Bert Blyleven, entering the Hall of Fame at the advanced age of 60, will represent more than his body of work when he enters the Hall of Fame on Sunday. He will represent ghosts and friends, the injured and the ailing, the legacies of a foregone era.
"I look at the guys in the Twins Hall of Fame, and I played with all of them," Blyleven said. "That's pretty special."
Blyleven chafed during the years he fell short of the Hall of Fame in the voting by the Baseball Writers Association of America.
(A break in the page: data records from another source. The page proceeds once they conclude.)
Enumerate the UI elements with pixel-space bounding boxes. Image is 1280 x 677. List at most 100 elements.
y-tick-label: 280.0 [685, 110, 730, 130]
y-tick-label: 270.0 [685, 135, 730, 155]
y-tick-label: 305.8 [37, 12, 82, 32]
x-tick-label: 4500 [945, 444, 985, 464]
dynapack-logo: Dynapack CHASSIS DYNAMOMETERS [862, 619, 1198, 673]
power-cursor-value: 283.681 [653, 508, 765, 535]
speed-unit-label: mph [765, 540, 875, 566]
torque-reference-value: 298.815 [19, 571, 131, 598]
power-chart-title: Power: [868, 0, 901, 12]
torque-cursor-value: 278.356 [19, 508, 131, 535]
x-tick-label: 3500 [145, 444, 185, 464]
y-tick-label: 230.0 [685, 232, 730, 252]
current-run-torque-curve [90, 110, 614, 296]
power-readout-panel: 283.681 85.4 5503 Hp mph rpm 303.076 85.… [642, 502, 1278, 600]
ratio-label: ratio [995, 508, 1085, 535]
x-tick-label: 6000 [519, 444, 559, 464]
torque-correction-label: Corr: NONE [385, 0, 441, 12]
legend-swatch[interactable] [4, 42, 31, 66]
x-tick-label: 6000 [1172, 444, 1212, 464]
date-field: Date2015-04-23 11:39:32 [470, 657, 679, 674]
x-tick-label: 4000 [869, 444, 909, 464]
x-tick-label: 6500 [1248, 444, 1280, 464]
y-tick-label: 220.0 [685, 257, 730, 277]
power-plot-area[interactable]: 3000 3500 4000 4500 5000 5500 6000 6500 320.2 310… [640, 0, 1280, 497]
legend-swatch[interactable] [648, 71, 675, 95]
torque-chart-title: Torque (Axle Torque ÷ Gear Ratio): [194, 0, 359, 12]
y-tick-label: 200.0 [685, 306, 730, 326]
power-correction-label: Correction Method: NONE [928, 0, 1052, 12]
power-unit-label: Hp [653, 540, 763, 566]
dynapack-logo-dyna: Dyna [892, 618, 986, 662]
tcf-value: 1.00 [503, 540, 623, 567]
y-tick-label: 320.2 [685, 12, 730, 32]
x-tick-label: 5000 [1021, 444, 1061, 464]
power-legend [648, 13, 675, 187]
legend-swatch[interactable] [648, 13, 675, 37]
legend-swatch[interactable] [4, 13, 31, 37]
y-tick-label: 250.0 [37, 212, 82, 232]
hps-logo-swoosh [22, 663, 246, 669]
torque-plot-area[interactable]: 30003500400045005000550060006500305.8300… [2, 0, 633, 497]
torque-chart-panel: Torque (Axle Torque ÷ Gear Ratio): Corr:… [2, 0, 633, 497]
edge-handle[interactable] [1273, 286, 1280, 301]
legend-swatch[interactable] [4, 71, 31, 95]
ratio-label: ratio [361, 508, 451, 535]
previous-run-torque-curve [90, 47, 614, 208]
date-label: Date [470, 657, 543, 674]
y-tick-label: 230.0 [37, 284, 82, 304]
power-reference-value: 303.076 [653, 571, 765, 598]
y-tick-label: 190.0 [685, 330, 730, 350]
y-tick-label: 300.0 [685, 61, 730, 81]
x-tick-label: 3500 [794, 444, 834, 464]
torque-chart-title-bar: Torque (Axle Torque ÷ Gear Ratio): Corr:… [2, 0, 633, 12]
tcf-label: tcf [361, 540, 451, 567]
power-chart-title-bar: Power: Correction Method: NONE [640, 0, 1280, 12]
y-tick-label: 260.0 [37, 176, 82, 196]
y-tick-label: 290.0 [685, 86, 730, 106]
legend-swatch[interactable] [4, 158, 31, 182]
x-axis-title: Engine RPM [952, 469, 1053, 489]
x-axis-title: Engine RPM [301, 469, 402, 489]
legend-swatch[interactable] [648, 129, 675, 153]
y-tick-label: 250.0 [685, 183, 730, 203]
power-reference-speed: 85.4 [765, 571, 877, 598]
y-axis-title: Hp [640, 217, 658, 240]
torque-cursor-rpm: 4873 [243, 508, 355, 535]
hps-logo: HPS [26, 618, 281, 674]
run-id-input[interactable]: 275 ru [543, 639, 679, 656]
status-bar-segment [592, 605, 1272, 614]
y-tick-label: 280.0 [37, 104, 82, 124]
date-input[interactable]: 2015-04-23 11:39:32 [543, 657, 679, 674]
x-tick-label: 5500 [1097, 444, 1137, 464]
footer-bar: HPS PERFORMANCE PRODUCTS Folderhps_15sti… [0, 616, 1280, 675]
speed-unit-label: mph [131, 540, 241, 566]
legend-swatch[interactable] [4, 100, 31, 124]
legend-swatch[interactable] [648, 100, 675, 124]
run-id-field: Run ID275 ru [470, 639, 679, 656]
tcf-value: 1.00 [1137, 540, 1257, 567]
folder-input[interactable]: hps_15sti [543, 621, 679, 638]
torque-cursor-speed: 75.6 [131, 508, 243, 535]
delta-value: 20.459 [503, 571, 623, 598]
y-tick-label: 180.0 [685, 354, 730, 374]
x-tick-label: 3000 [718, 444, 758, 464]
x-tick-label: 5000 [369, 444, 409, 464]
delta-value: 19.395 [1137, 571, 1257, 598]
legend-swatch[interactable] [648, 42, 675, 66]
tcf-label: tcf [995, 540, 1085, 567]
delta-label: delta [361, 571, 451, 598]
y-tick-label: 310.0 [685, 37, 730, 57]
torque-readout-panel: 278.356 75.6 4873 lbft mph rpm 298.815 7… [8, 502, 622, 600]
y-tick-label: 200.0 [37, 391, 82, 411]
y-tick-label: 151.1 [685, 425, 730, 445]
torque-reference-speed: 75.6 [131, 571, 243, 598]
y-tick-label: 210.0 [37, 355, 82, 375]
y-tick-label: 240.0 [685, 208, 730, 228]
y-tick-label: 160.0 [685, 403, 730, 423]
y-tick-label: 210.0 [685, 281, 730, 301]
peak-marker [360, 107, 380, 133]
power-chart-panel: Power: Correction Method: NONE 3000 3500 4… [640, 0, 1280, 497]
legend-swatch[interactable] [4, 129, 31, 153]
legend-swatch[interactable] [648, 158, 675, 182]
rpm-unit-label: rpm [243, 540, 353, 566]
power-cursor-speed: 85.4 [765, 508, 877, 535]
He got in, though, and he could be the last Twin who played at Metropolitan Stadium to make it to Cooperstown.
Those who watched and played with them say Tony Oliva and Jim Kaat should be in the Hall, joining Harmon Killebrew, Rod Carew and now Blyleven.
"It is a great thing, that Bert Blyleven is finally going into the Hall of Fame," Oliva said. "I think it should have happened sooner."
Before he played alongside Kirby Puckett and Kent Hrbek and won a World Series, Blyleven spent his formative baseball years playing alongside Killebrew and Oliva, in a modest stadium in a small market for a team that never publicized its talent with a World Series parade.